The memo was sent to Department of Health officials as part of a study of mentally ill inmates at Rikers Island undertaken by the Justice Center of the Council of State Governments, a nonprofit association. Yet while the research sought to “improve public safety and treatment outcomes and reduce jail costs,” the eye-opening data on longer stays in jail for inmates in solitary confinement was not included in the council’s published report.
Indeed, the words “solitary confinement” and “punitive segregation” were not mentioned in the final report, which was issued in December 2012 in coordination with the Mayor’s Office, Department of Health and Department of Correction. Instead, a footnote in the report referencing the memo simply noted that “those with clinic visits for injury or involvement in jail incidents had significantly longer periods of incarceration than those without clinic visits.”
According to the Council on State Governments, the data in the memo was not available to the organization’s staff during their period of research. “Given the data available at the time, the steering committee settled on those issues that were addressed in our report, though we did acknowledge some of the other issues worthy of further inspection,” said Robert Coombs, director of communications for the council’s Justice Center, in an email.
“The issue of punitive segregation is interesting, but like a number of other factors (e.g. homelessness) was not part of the limited purview of the final report both because the necessary analyses had not been completed and because the data was not directly related to the policy issues we were exploring.”
Prisoner rights groups have long argued that punitive segregation harms inmates and is in fact capable of creating mental illness. Despite public campaigns to halt the expansion of punitive segregation in New York City, the corrections department under Commissioner Dora Schriro has expanded the number of units by 44 percent and now has holds a larger share of inmates in isolation than almost any other jail system in the nation.

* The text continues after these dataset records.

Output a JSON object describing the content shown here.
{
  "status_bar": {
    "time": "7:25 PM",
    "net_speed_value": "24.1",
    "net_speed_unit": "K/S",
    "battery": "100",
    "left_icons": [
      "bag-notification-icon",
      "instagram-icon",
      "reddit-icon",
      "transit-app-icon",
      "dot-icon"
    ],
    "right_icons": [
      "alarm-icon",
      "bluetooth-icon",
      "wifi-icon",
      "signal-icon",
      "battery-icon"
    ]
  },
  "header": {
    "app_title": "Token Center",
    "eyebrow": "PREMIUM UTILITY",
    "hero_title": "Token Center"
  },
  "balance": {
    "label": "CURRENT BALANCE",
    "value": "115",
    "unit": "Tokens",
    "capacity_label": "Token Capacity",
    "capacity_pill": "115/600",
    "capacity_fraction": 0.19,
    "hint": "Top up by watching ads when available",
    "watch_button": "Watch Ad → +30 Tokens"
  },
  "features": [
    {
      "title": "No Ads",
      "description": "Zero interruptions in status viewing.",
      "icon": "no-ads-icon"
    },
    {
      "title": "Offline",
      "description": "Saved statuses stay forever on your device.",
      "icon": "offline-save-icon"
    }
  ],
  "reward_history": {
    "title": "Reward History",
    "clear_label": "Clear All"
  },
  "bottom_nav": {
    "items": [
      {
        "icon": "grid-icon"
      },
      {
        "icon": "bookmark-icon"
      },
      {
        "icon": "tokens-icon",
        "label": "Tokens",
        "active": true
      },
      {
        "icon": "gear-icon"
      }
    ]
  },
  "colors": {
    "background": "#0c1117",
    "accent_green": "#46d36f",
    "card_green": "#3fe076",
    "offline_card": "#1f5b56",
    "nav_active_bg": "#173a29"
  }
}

The publication of the Council of State Governments’ study was repeatedly delayed in 2012, leading some in the advocacy community to speculate that its findings were deemed too controversial for public release during the review process.
“I don’t know what’s going on behind all these missed deadlines,” said John Boston of Legal Aid’s Prisoners’ Rights Project before the study was published. “The fact that we are not hearing from these folks and it was expected that we would, is a bad sign. One thing that it can mean is that they are telling people something that they don’t want to hear and so they aren’t being allowed to say it.”